Kansas has recognized the felony-murder rule since before statehood. Kan. Terr. Stat. 1855 ch. 48 § 1 provided in part:
“Every murder . . . which shall be committed in the perpetration, or attempt to perpetrate any . . . felony, shall be deemed murder in the first degree.”
In State v. Fisher, 120 Kan. 226, 243 Pac. 291 (1926), this court adopted the merger limitation to the broad application of the statute to “any felony.” In Fisher the defendant fired a gun at a car full of people trespassing upon and damaging his property and one of the shots killed a four-year-old occupant of the car. The driver of the vehicle had cut Fisher’s fences and was driving through his wheat field. After four fences had been cut, Fisher attempted to stop the driver by shooting at the tires and gasoline tank of the car. Unfortunately, one shot hit the young child in the *301car, killing him. Fisher was found guilty of murder in the first degree based upon the felony-murder rule. In reversing the conviction, Justice Harvey, writing for the court, stated:
“It is the contention of the state that if murder is committed in the perpetration or the attempt to perpetrate any other felony, it is murder in the first degree; hence, that if the boy, John Michael Foley, met his death at the hands of defendant, while defendant was committing an assault with a deadly weapon, under such circumstances that it amounted to a felony under any statute pertaining thereto, the offense is murder in the first degree. This contention cannot be sustained. The effect of it would be to make any homicide, not excusable or justifiable, which by our statute is defined to be manslaughter in any of the degrees, or murder in the second degree, to constitute murder in the first degree. In other words, there could, under this interpretation of the statute, be no such thing as any lower degree of homicide than murder in the first degree. In 29 C.J. 1107, it is said:
“ ‘Under a statute making the unintentional killing of another while engaged in the commission of a felony murder in the first degree, the other elements constituting the felony must be so distinct from that of the homicide as not to be an ingredient of the homicide indictable therewith or convictable thereunder.” (See, also, cases there cited.)’

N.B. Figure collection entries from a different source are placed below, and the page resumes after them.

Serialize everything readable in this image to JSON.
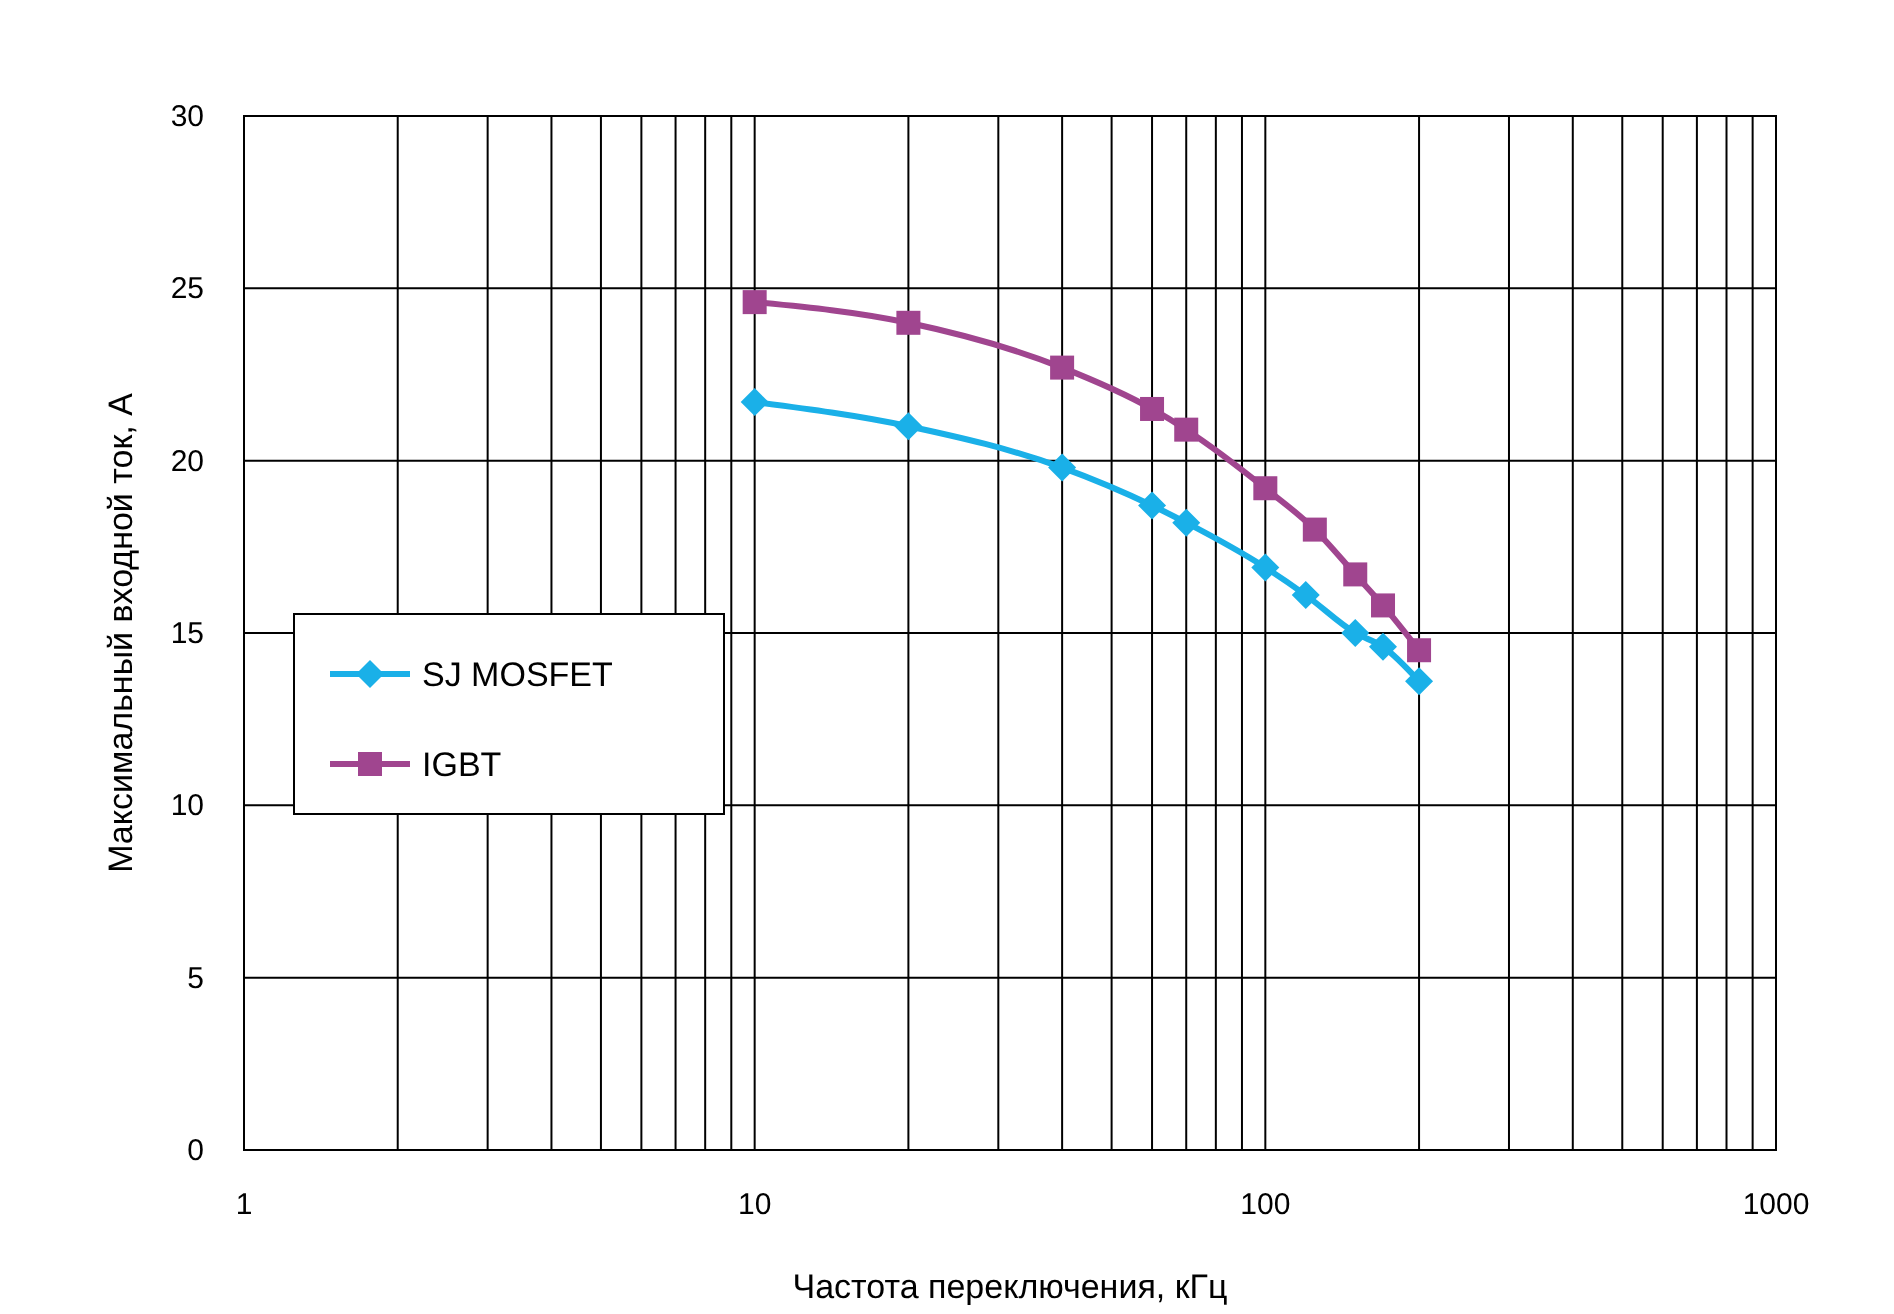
{
  "chart_data": {
    "type": "line",
    "xlabel": "Частота переключения, кГц",
    "ylabel": "Максимальный входной ток, А",
    "log": "x",
    "xlim": [
      1,
      1000
    ],
    "ylim": [
      0,
      30
    ],
    "xticks": [
      1,
      {
        "value": 2,
        "label": null
      },
      {
        "value": 3,
        "label": null
      },
      {
        "value": 4,
        "label": null
      },
      {
        "value": 5,
        "label": null
      },
      {
        "value": 6,
        "label": null
      },
      {
        "value": 7,
        "label": null
      },
      {
        "value": 8,
        "label": null
      },
      {
        "value": 9,
        "label": null
      },
      10,
      {
        "value": 20,
        "label": null
      },
      {
        "value": 30,
        "label": null
      },
      {
        "value": 40,
        "label": null
      },
      {
        "value": 50,
        "label": null
      },
      {
        "value": 60,
        "label": null
      },
      {
        "value": 70,
        "label": null
      },
      {
        "value": 80,
        "label": null
      },
      {
        "value": 90,
        "label": null
      },
      100,
      {
        "value": 200,
        "label": null
      },
      {
        "value": 300,
        "label": null
      },
      {
        "value": 400,
        "label": null
      },
      {
        "value": 500,
        "label": null
      },
      {
        "value": 600,
        "label": null
      },
      {
        "value": 700,
        "label": null
      },
      {
        "value": 800,
        "label": null
      },
      {
        "value": 900,
        "label": null
      },
      1000
    ],
    "yticks": [
      0,
      5,
      10,
      15,
      20,
      25,
      30
    ],
    "grid": true,
    "legend": "left",
    "series": [
      {
        "name": "SJ MOSFET",
        "color": "#1ab0e8",
        "marker": "diamond",
        "x": [
          10,
          20,
          40,
          60,
          70,
          100,
          120,
          150,
          170,
          200
        ],
        "values": [
          21.7,
          21.0,
          19.8,
          18.7,
          18.2,
          16.9,
          16.1,
          15.0,
          14.6,
          13.6
        ]
      },
      {
        "name": "IGBT",
        "color": "#a0458f",
        "marker": "square",
        "x": [
          10,
          20,
          40,
          60,
          70,
          100,
          125,
          150,
          170,
          200
        ],
        "values": [
          24.6,
          24.0,
          22.7,
          21.5,
          20.9,
          19.2,
          18.0,
          16.7,
          15.8,
          14.5
        ]
      }
    ]
  }
}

“. . . Here the act of the defendant in doing the shooting is either murder in the first degree or some other offense. That same act cannot be made the basis, first, of some other felony, as manslaughter, and then that felony used as an element of murder in the first degree.” 120 Kan. at 230-31.
The merger doctrine, as adopted in Fisher, has been the law of Kansas since at least 1926. Later, the court imposed an additional limitation on the broad language of the felony-murder rule and required that the underlying felony must be “inherently dangerous” to support a charge of murder in the first degree based upon the perpetration of a felony. State v. Moffitt, 199 Kan. 514, 431 P.2d 879 (1967), overruled on other grounds State v. Underwood, 228 Kan. 294, 615 P.2d 153 (1980). Both court-imposed limitations are generally recognized as furthering the actual purpose and legislative intent of the statute. See State v. Lucas, 243 Kan. 462, Syl. ¶¶ 1, 2; Note, Criminal Law—Felony Murder in Kansas—The Prosecutor s New Device: State v. Goodseal, 26 Kan. L. Rev. 145 (1977).

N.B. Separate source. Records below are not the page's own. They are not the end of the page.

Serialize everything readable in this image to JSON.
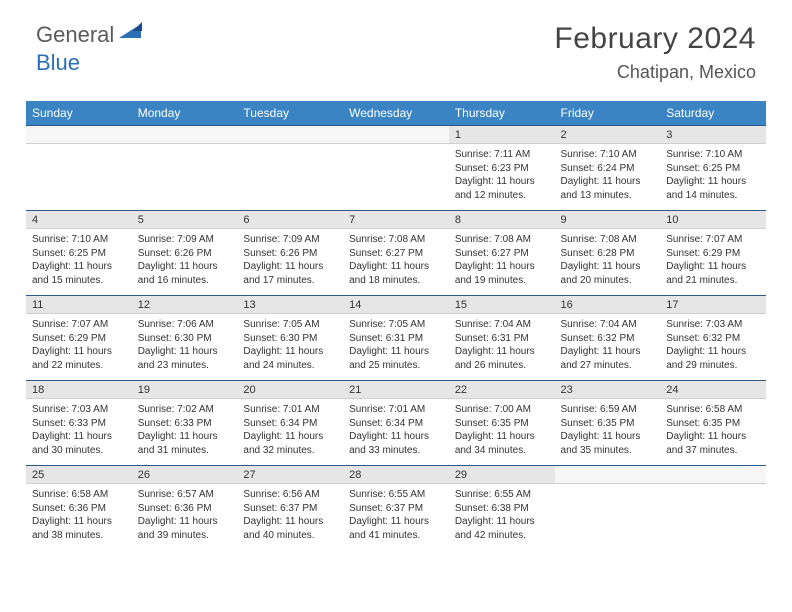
{
  "brand": {
    "part1": "General",
    "part2": "Blue"
  },
  "title": "February 2024",
  "location": "Chatipan, Mexico",
  "colors": {
    "header_bg": "#3b84c4",
    "row_divider": "#2d5a8a",
    "daynum_bg": "#e6e6e6",
    "text": "#333333",
    "brand_gray": "#5a5a5a",
    "brand_blue": "#2d6fb6"
  },
  "day_headers": [
    "Sunday",
    "Monday",
    "Tuesday",
    "Wednesday",
    "Thursday",
    "Friday",
    "Saturday"
  ],
  "weeks": [
    [
      {
        "n": "",
        "sunrise": "",
        "sunset": "",
        "daylight": ""
      },
      {
        "n": "",
        "sunrise": "",
        "sunset": "",
        "daylight": ""
      },
      {
        "n": "",
        "sunrise": "",
        "sunset": "",
        "daylight": ""
      },
      {
        "n": "",
        "sunrise": "",
        "sunset": "",
        "daylight": ""
      },
      {
        "n": "1",
        "sunrise": "Sunrise: 7:11 AM",
        "sunset": "Sunset: 6:23 PM",
        "daylight": "Daylight: 11 hours and 12 minutes."
      },
      {
        "n": "2",
        "sunrise": "Sunrise: 7:10 AM",
        "sunset": "Sunset: 6:24 PM",
        "daylight": "Daylight: 11 hours and 13 minutes."
      },
      {
        "n": "3",
        "sunrise": "Sunrise: 7:10 AM",
        "sunset": "Sunset: 6:25 PM",
        "daylight": "Daylight: 11 hours and 14 minutes."
      }
    ],
    [
      {
        "n": "4",
        "sunrise": "Sunrise: 7:10 AM",
        "sunset": "Sunset: 6:25 PM",
        "daylight": "Daylight: 11 hours and 15 minutes."
      },
      {
        "n": "5",
        "sunrise": "Sunrise: 7:09 AM",
        "sunset": "Sunset: 6:26 PM",
        "daylight": "Daylight: 11 hours and 16 minutes."
      },
      {
        "n": "6",
        "sunrise": "Sunrise: 7:09 AM",
        "sunset": "Sunset: 6:26 PM",
        "daylight": "Daylight: 11 hours and 17 minutes."
      },
      {
        "n": "7",
        "sunrise": "Sunrise: 7:08 AM",
        "sunset": "Sunset: 6:27 PM",
        "daylight": "Daylight: 11 hours and 18 minutes."
      },
      {
        "n": "8",
        "sunrise": "Sunrise: 7:08 AM",
        "sunset": "Sunset: 6:27 PM",
        "daylight": "Daylight: 11 hours and 19 minutes."
      },
      {
        "n": "9",
        "sunrise": "Sunrise: 7:08 AM",
        "sunset": "Sunset: 6:28 PM",
        "daylight": "Daylight: 11 hours and 20 minutes."
      },
      {
        "n": "10",
        "sunrise": "Sunrise: 7:07 AM",
        "sunset": "Sunset: 6:29 PM",
        "daylight": "Daylight: 11 hours and 21 minutes."
      }
    ],
    [
      {
        "n": "11",
        "sunrise": "Sunrise: 7:07 AM",
        "sunset": "Sunset: 6:29 PM",
        "daylight": "Daylight: 11 hours and 22 minutes."
      },
      {
        "n": "12",
        "sunrise": "Sunrise: 7:06 AM",
        "sunset": "Sunset: 6:30 PM",
        "daylight": "Daylight: 11 hours and 23 minutes."
      },
      {
        "n": "13",
        "sunrise": "Sunrise: 7:05 AM",
        "sunset": "Sunset: 6:30 PM",
        "daylight": "Daylight: 11 hours and 24 minutes."
      },
      {
        "n": "14",
        "sunrise": "Sunrise: 7:05 AM",
        "sunset": "Sunset: 6:31 PM",
        "daylight": "Daylight: 11 hours and 25 minutes."
      },
      {
        "n": "15",
        "sunrise": "Sunrise: 7:04 AM",
        "sunset": "Sunset: 6:31 PM",
        "daylight": "Daylight: 11 hours and 26 minutes."
      },
      {
        "n": "16",
        "sunrise": "Sunrise: 7:04 AM",
        "sunset": "Sunset: 6:32 PM",
        "daylight": "Daylight: 11 hours and 27 minutes."
      },
      {
        "n": "17",
        "sunrise": "Sunrise: 7:03 AM",
        "sunset": "Sunset: 6:32 PM",
        "daylight": "Daylight: 11 hours and 29 minutes."
      }
    ],
    [
      {
        "n": "18",
        "sunrise": "Sunrise: 7:03 AM",
        "sunset": "Sunset: 6:33 PM",
        "daylight": "Daylight: 11 hours and 30 minutes."
      },
      {
        "n": "19",
        "sunrise": "Sunrise: 7:02 AM",
        "sunset": "Sunset: 6:33 PM",
        "daylight": "Daylight: 11 hours and 31 minutes."
      },
      {
        "n": "20",
        "sunrise": "Sunrise: 7:01 AM",
        "sunset": "Sunset: 6:34 PM",
        "daylight": "Daylight: 11 hours and 32 minutes."
      },
      {
        "n": "21",
        "sunrise": "Sunrise: 7:01 AM",
        "sunset": "Sunset: 6:34 PM",
        "daylight": "Daylight: 11 hours and 33 minutes."
      },
      {
        "n": "22",
        "sunrise": "Sunrise: 7:00 AM",
        "sunset": "Sunset: 6:35 PM",
        "daylight": "Daylight: 11 hours and 34 minutes."
      },
      {
        "n": "23",
        "sunrise": "Sunrise: 6:59 AM",
        "sunset": "Sunset: 6:35 PM",
        "daylight": "Daylight: 11 hours and 35 minutes."
      },
      {
        "n": "24",
        "sunrise": "Sunrise: 6:58 AM",
        "sunset": "Sunset: 6:35 PM",
        "daylight": "Daylight: 11 hours and 37 minutes."
      }
    ],
    [
      {
        "n": "25",
        "sunrise": "Sunrise: 6:58 AM",
        "sunset": "Sunset: 6:36 PM",
        "daylight": "Daylight: 11 hours and 38 minutes."
      },
      {
        "n": "26",
        "sunrise": "Sunrise: 6:57 AM",
        "sunset": "Sunset: 6:36 PM",
        "daylight": "Daylight: 11 hours and 39 minutes."
      },
      {
        "n": "27",
        "sunrise": "Sunrise: 6:56 AM",
        "sunset": "Sunset: 6:37 PM",
        "daylight": "Daylight: 11 hours and 40 minutes."
      },
      {
        "n": "28",
        "sunrise": "Sunrise: 6:55 AM",
        "sunset": "Sunset: 6:37 PM",
        "daylight": "Daylight: 11 hours and 41 minutes."
      },
      {
        "n": "29",
        "sunrise": "Sunrise: 6:55 AM",
        "sunset": "Sunset: 6:38 PM",
        "daylight": "Daylight: 11 hours and 42 minutes."
      },
      {
        "n": "",
        "sunrise": "",
        "sunset": "",
        "daylight": ""
      },
      {
        "n": "",
        "sunrise": "",
        "sunset": "",
        "daylight": ""
      }
    ]
  ]
}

I am now convinced that the attempt to graft an exception on the limitation imposed by Fisher is erroneous and not supported by any valid legal principle. If the merger doctrine is good law, and I think it is, then any attempt to carve out an exception to cover unintentional or accidental deaths resulting from child abuse should be done by the legislature. If the legislature be*302lieves that such an exception should be the law, it should adopt such a statute. Until it does, the limitations imposed upon the broad language of the statute remain the law of Kansas. I concur in the majority opinion.